Fire tornadoes, firenadoes, or fire whirls have gotten a lot of notice in the press in the last week or so, primarily because several were filmed on the fires in San Diego County. The terms are being used rather loosely, but Rick McRae, a researcher in Australia, says a fire tornado is attached to the underside of a thunderstorm while a fire whirl remains attached to the ground.
Regardless, they are fascinating to watch.
Here are some links to reports we have had on Wildfire Today about the phenomenon:
- An honest to Pete fire tornado in Australia that traveled for miles across the landscape with F2 velocity winds in excess of 250 kilometres per hour. Some structures were damaged. The link to a video is no longer working, but there are links to scientific data about the event.
- Some firefighters were injured when they were overrun by a large fire whirl in 1989.
- A very, very large fire whirl in Alaska captured on video.
- A very impressive video of hundreds of tumbleweeds swirling around a fire whirl over a prescribed fire March 14 at the Rocky Mountain Arsenal near Denver, Colorado.

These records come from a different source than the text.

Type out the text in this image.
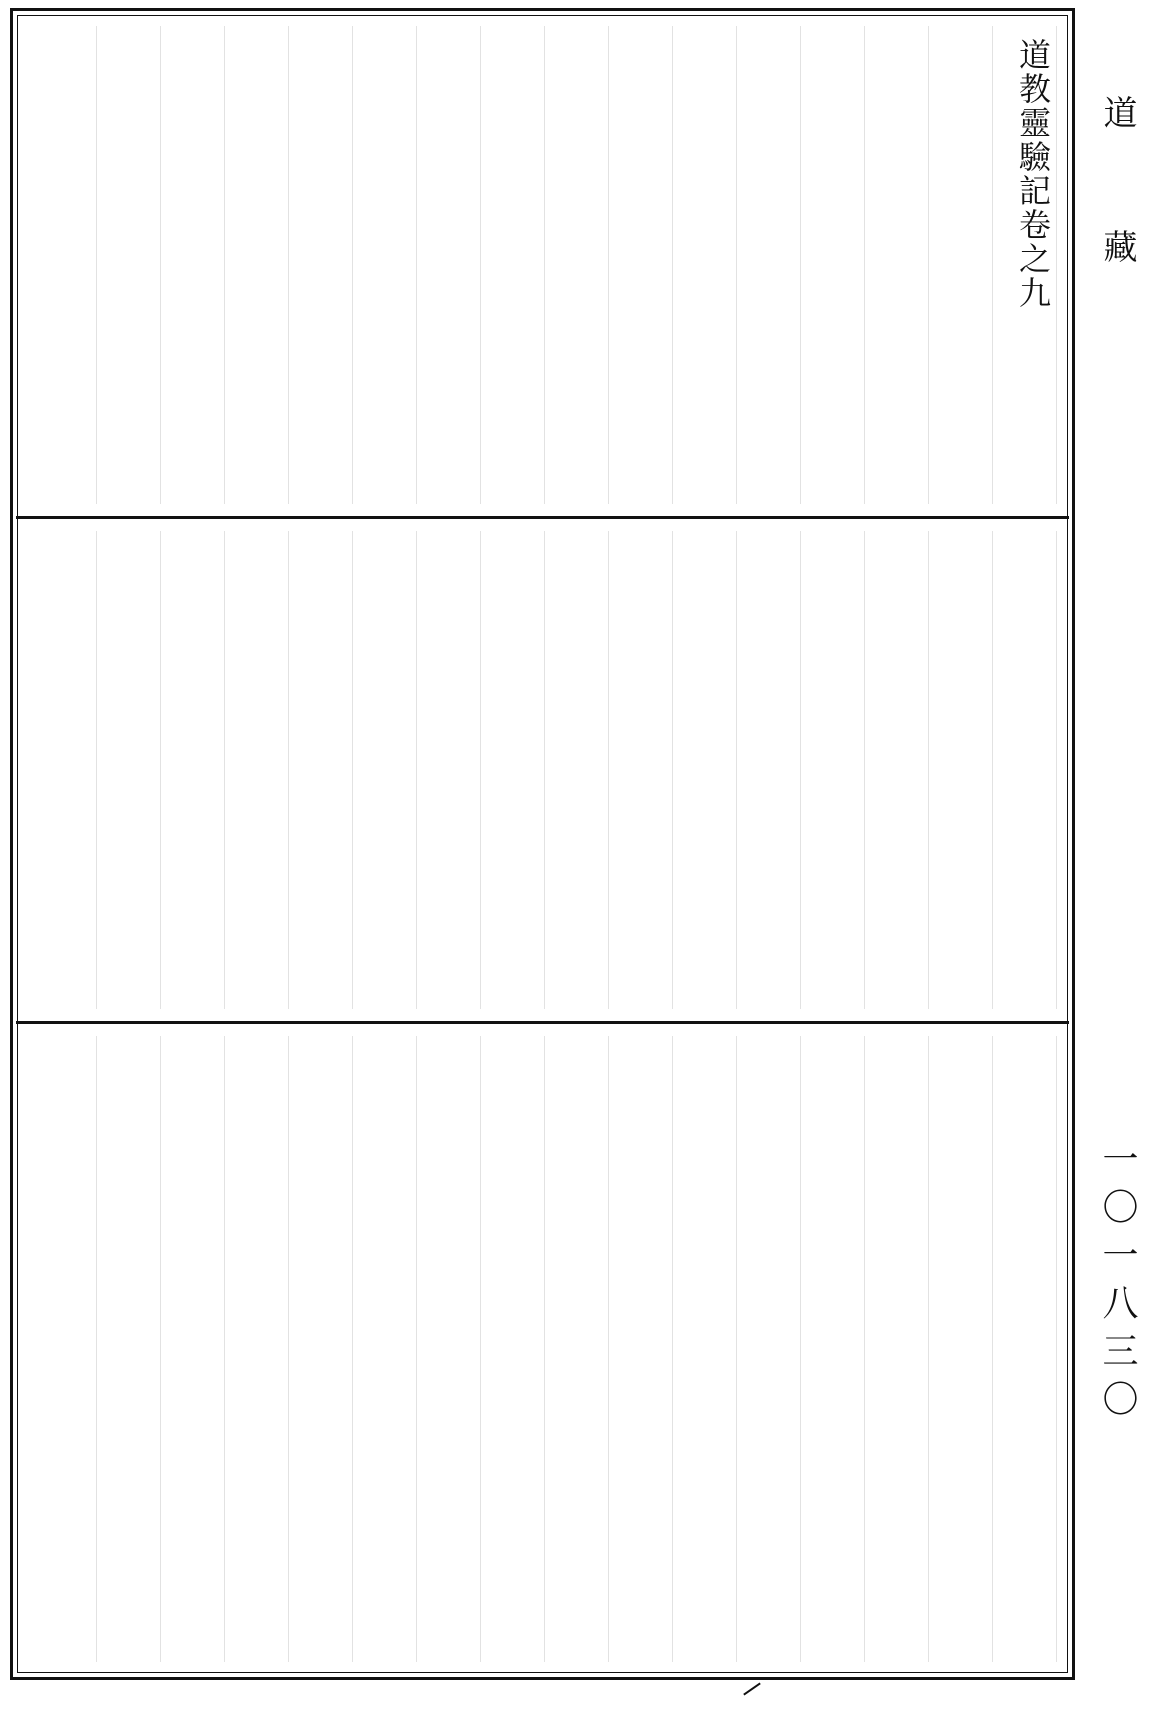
道教靈驗記卷之九	道藏
一〇一八三〇
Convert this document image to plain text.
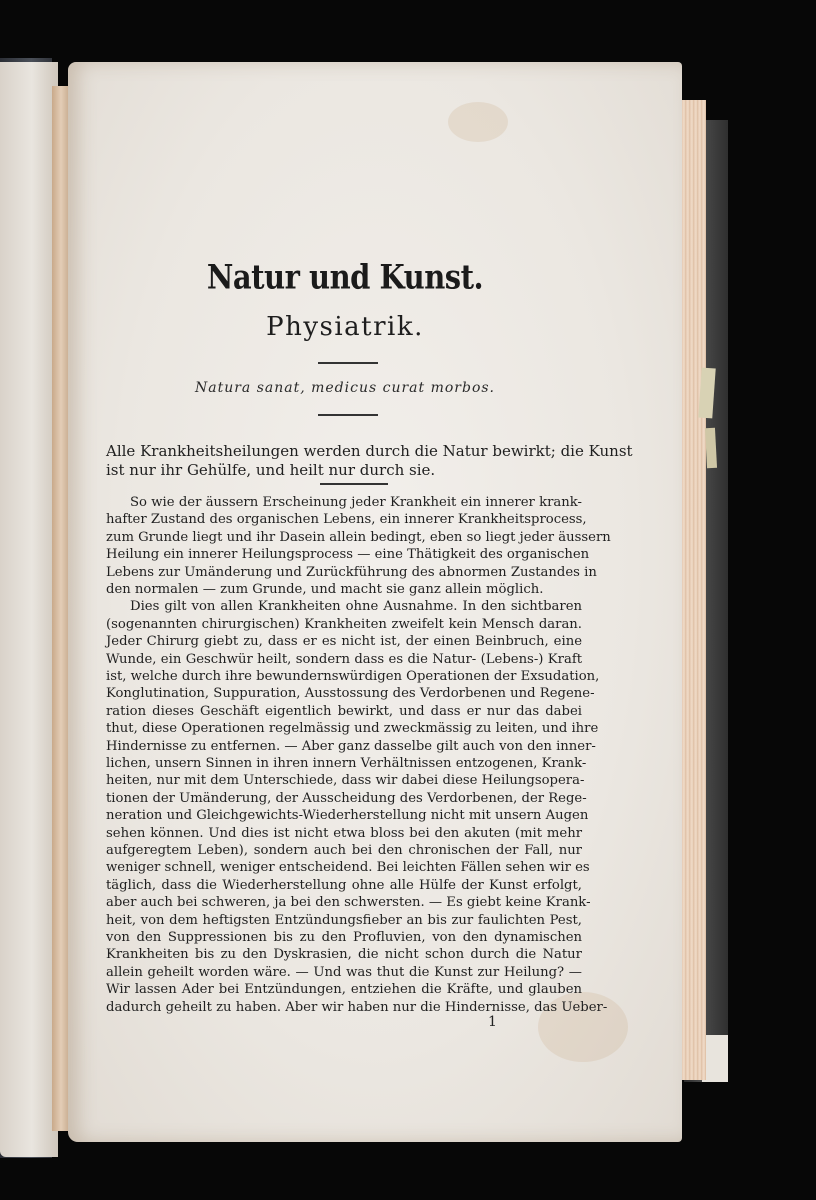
Natur und Kunst.
Physiatrik.
Natura sanat, medicus curat morbos.
Alle Krankheitsheilungen werden durch die Natur bewirkt; die Kunst
ist nur ihr Gehülfe, und heilt nur durch sie.
So wie der äussern Erscheinung jeder Krankheit ein innerer krank-
hafter Zustand des organischen Lebens, ein innerer Krankheitsprocess,
zum Grunde liegt und ihr Dasein allein bedingt, eben so liegt jeder äussern
Heilung ein innerer Heilungsprocess — eine Thätigkeit des organischen
Lebens zur Umänderung und Zurückführung des abnormen Zustandes in
den normalen — zum Grunde, und macht sie ganz allein möglich.
Dies gilt von allen Krankheiten ohne Ausnahme. In den sichtbaren
(sogenannten chirurgischen) Krankheiten zweifelt kein Mensch daran.
Jeder Chirurg giebt zu, dass er es nicht ist, der einen Beinbruch, eine
Wunde, ein Geschwür heilt, sondern dass es die Natur- (Lebens-) Kraft
ist, welche durch ihre bewundernswürdigen Operationen der Exsudation,
Konglutination, Suppuration, Ausstossung des Verdorbenen und Regene-
ration dieses Geschäft eigentlich bewirkt, und dass er nur das dabei
thut, diese Operationen regelmässig und zweckmässig zu leiten, und ihre
Hindernisse zu entfernen. — Aber ganz dasselbe gilt auch von den inner-
lichen, unsern Sinnen in ihren innern Verhältnissen entzogenen, Krank-
heiten, nur mit dem Unterschiede, dass wir dabei diese Heilungsopera-
tionen der Umänderung, der Ausscheidung des Verdorbenen, der Rege-
neration und Gleichgewichts-Wiederherstellung nicht mit unsern Augen
sehen können. Und dies ist nicht etwa bloss bei den akuten (mit mehr
aufgeregtem Leben), sondern auch bei den chronischen der Fall, nur
weniger schnell, weniger entscheidend. Bei leichten Fällen sehen wir es
täglich, dass die Wiederherstellung ohne alle Hülfe der Kunst erfolgt,
aber auch bei schweren, ja bei den schwersten. — Es giebt keine Krank-
heit, von dem heftigsten Entzündungsfieber an bis zur faulichten Pest,
von den Suppressionen bis zu den Profluvien, von den dynamischen
Krankheiten bis zu den Dyskrasien, die nicht schon durch die Natur
allein geheilt worden wäre. — Und was thut die Kunst zur Heilung? —
Wir lassen Ader bei Entzündungen, entziehen die Kräfte, und glauben
dadurch geheilt zu haben. Aber wir haben nur die Hindernisse, das Ueber-
1
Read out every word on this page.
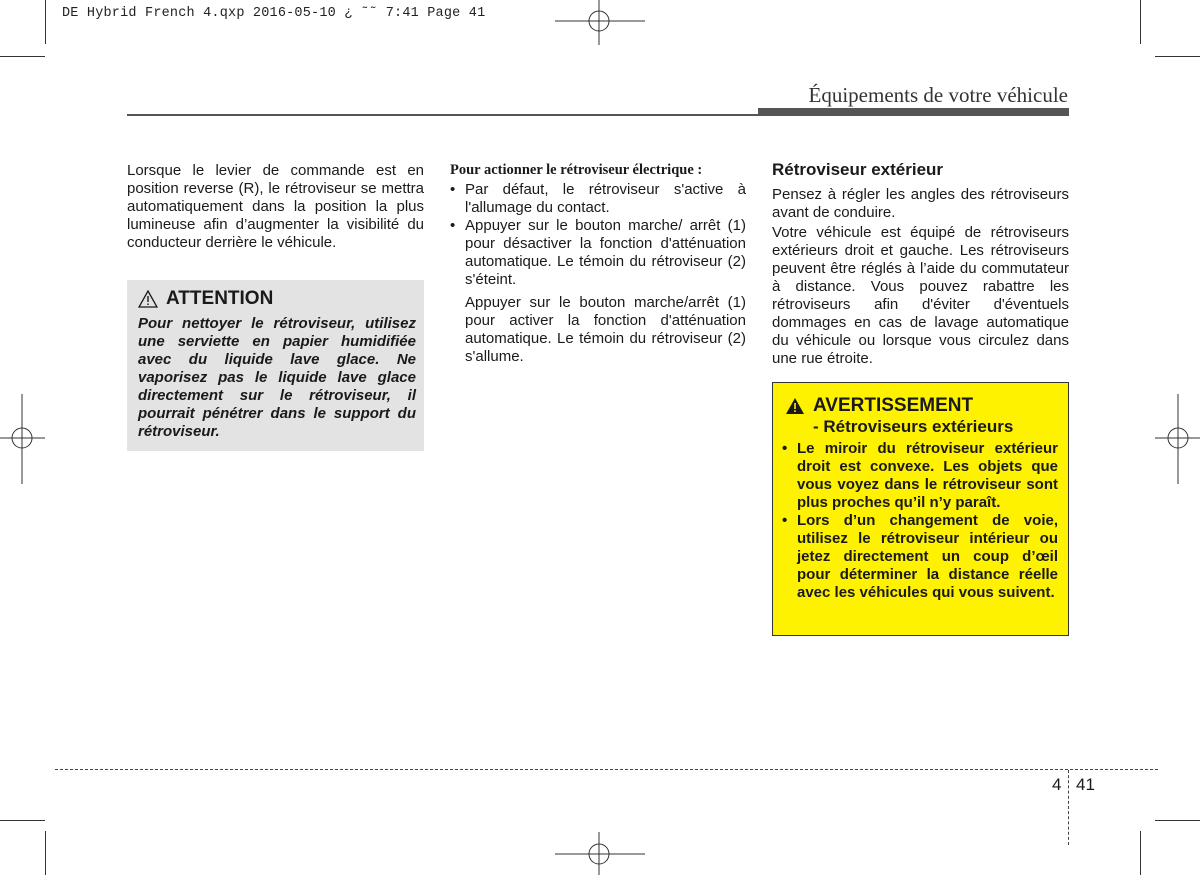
DE Hybrid French 4.qxp 2016-05-10 ¿ ˜˜ 7:41 Page 41
Équipements de votre véhicule
Lorsque le levier de commande est en position reverse (R), le rétroviseur se mettra automatiquement dans la position la plus lumineuse afin d’augmenter la visibilité du conducteur derrière le véhicule.
ATTENTION
Pour nettoyer le rétroviseur, utilisez une serviette en papier humidifiée avec du liquide lave glace. Ne vaporisez pas le liquide lave glace directement sur le rétroviseur, il pourrait pénétrer dans le support du rétroviseur.
Pour actionner le rétroviseur électrique :
• Par défaut, le rétroviseur s'active à l'allumage du contact.
• Appuyer sur le bouton marche/ arrêt (1) pour désactiver la fonction d'atténuation automatique. Le témoin du rétroviseur (2) s'éteint.
Appuyer sur le bouton marche/arrêt (1) pour activer la fonction d'atténuation automatique. Le témoin du rétroviseur (2) s'allume.
Rétroviseur extérieur
Pensez à régler les angles des rétroviseurs avant de conduire.
Votre véhicule est équipé de rétroviseurs extérieurs droit et gauche. Les rétroviseurs peuvent être réglés à l’aide du commutateur à distance. Vous pouvez rabattre les rétroviseurs afin d'éviter d'éventuels dommages en cas de lavage automatique du véhicule ou lorsque vous circulez dans une rue étroite.
AVERTISSEMENT
- Rétroviseurs extérieurs
• Le miroir du rétroviseur extérieur droit est convexe. Les objets que vous voyez dans le rétroviseur sont plus proches qu’il n’y paraît.
• Lors d’un changement de voie, utilisez le rétroviseur intérieur ou jetez directement un coup d’œil pour déterminer la distance réelle avec les véhicules qui vous suivent.
4 41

- Researchers create a fire whirl in a Maryland lab; and another one in the U.S. Forest Service Fire Lab in Missoula.
- Video of a fire whirl in Spain.
- CNN video of a fire whirl in Hawaii.
- We did not post it on Wildfire Today, but the Daily Beast created a mashup of many fire whirls.
- Still photos of a fire whirl or dust devil over a fire in North Dakota.
- It is not fire related (as far as we know!), but the tracks of dust devils on Mars are very interesting.
And one of the best videos of a large fire whirl was shot by Chris Tangey of Alice Springs Film and Television while he was scouting locations near Curtin Springs station in Australia. We have more details about it at the link above, but it is embedded below for your viewing pleasure.
Outback firenado-Australia from chris tangey on Vimeo.
Bill, any recollection of a training video containing footage of a large fire whirl that crossed a dry lake bed in Colorado, where local townspeople were using it as a safety zone for their vehicles and belongings and such? If I remember right, the video showed 10 – 12″ trees on that were twisted off, and campers and boat trailers were tossed around in the middle of the dry lake bed.
Sorry, Andy. It does not ring a bell.